In the second half of Penny Palfrey‘s 109 km (68-mile) swim from Little Cayman to Grand Cayman that took 40 hours 41 minutes in 2011, a helicopter delivered a tub of chocolate ice cream to her escort boat, the Carib Princess.
The cold chocolate ice cream was a welcomed relief in the warm tropical water that was eating away at Palrey’s soft tissue in and around her mouth.
It was difficult, if not impossible, for the then 49-year-old to eat or chew anything solid. So, under the directive of her sponsor Frank Flowers, a tub of local chocolate ice cream was delivered in the middle of the Caribbean Sea.
“The ice cream seemed to really help her get her second wind,” recalled Steven Munatones. “She asked for it and Mr. Flower literally delivered in a major way.”
In the future, it may not be necessary to request for a human pilot and a helicopter to deliver goods on long swims.

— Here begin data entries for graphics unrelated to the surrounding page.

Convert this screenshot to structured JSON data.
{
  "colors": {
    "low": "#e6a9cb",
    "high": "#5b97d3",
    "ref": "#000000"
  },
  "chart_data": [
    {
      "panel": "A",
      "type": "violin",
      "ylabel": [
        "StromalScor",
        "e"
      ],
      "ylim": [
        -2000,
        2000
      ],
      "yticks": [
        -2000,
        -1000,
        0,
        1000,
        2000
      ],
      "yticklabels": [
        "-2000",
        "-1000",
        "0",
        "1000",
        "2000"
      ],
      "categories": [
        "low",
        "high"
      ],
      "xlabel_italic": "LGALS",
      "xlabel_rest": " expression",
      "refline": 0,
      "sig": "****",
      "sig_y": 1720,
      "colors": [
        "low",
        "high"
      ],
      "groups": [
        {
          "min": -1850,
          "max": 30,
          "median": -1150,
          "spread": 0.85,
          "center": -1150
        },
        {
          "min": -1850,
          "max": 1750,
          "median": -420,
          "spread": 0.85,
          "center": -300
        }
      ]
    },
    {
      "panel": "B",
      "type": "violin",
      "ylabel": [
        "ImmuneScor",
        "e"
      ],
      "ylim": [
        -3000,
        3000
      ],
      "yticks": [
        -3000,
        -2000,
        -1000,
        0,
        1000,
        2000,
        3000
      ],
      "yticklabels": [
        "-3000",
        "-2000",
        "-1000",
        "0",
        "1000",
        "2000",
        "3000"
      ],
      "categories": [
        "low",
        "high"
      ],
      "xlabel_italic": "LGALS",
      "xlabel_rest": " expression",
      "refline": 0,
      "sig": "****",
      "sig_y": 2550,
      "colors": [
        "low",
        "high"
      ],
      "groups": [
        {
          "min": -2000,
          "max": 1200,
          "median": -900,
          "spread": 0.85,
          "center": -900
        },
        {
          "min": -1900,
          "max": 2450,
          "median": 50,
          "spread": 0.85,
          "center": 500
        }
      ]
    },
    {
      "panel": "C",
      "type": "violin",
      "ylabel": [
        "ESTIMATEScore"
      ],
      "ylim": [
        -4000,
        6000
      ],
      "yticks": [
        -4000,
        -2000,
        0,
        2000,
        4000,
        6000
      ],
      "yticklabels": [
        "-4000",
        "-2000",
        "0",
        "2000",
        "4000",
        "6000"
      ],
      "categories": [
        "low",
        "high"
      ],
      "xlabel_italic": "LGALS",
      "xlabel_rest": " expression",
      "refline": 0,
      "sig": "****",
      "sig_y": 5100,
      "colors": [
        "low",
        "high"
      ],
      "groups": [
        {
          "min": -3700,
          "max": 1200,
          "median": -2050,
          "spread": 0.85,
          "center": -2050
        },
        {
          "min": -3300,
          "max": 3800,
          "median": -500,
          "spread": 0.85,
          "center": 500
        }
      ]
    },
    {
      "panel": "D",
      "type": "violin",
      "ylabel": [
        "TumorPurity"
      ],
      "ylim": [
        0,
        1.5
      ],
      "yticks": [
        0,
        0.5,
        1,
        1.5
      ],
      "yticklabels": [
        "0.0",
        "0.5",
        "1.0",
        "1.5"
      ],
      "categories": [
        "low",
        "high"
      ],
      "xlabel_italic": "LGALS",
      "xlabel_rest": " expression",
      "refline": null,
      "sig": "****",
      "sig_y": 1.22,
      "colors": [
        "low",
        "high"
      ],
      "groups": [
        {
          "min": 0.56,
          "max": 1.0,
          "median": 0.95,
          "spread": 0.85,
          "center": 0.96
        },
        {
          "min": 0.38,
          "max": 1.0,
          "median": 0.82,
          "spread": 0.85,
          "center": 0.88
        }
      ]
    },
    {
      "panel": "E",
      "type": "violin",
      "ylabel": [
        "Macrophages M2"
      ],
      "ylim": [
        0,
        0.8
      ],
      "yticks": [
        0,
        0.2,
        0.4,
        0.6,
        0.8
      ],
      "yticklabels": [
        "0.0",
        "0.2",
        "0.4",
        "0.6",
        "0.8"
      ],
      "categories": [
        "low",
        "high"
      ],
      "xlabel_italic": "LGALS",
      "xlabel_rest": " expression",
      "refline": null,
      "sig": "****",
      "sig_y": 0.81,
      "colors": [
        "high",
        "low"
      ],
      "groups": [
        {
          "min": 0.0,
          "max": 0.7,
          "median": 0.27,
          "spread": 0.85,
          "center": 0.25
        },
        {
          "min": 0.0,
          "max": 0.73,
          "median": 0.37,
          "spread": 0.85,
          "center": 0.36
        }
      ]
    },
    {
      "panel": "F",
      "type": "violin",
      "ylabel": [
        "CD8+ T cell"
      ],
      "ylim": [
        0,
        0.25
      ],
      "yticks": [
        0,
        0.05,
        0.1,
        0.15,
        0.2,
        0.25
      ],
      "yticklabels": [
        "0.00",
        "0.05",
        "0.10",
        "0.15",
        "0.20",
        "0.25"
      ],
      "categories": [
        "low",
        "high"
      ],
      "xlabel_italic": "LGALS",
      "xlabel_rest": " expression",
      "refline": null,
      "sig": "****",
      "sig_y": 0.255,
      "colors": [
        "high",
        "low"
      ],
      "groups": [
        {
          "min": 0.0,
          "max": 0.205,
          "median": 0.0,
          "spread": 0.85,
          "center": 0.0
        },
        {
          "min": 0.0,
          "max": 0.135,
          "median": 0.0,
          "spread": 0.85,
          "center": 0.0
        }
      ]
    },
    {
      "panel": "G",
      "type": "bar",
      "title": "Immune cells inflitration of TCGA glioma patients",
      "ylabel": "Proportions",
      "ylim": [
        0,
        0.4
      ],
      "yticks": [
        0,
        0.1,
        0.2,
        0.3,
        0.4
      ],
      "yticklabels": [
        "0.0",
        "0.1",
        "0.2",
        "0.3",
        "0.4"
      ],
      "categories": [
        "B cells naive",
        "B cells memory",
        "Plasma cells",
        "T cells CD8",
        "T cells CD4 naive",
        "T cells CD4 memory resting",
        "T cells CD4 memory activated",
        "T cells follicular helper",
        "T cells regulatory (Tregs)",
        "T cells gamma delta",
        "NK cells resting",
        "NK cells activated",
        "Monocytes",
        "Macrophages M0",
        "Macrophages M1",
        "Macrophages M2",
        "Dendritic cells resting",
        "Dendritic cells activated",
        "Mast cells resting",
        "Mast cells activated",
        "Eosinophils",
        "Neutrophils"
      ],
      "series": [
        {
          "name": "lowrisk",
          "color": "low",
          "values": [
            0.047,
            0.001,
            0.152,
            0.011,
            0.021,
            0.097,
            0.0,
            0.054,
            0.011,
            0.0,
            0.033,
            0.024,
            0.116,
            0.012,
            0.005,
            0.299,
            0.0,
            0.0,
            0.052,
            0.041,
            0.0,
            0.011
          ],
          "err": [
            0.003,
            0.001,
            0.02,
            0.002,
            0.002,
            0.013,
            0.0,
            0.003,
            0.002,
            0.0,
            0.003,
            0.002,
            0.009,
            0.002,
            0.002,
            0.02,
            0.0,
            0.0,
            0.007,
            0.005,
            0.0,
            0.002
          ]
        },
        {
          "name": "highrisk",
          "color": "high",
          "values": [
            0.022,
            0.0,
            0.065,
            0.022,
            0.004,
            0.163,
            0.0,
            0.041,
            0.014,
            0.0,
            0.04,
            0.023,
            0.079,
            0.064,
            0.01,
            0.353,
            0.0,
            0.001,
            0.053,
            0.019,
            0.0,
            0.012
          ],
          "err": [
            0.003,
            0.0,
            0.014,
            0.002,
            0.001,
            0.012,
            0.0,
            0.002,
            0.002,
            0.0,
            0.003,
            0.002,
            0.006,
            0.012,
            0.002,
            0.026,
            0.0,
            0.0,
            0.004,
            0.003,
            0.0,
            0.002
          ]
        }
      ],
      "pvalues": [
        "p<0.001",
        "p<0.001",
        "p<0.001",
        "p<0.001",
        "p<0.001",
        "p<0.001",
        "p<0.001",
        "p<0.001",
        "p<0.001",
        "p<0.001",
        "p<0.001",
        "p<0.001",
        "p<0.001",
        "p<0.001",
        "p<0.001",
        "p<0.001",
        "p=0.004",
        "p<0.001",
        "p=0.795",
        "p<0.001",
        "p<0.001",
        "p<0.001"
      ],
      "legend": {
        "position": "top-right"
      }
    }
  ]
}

In Japan, a drone successfully delivered hot soup to a group of surfers in a test of an unmanned flying vehicle traveling a preset route of more than 10 km. The test was conducted by Japan’s Industry Ministry, the local Fukushima prefectural government, and the Autonomous Control System Laboratory headed by Kenzo Nonami, a leading drone system developer in Japan.
The drone took 15 minutes to make the delivery by traveling from the Fukushima Hama-Dori Robot Testing Zone to Kitaizumi, a popular surfing spot north of Tokyo.
The primary purpose was to determine if such a delivery system is possible for use during post-disaster relief activities. With tsunamis and earthquakes occurring in Japan, this is a humanitarian need that can be uniquely addressed with drones and robots. The local government officials are inviting robot- and drone-related businesses to take part in these invaluable efforts.
“With all the new technologies coming out of Japan right now, I am really looking forward to what will be unveiled between now and the 2020 Tokyo Olympics,” remarked Munatones.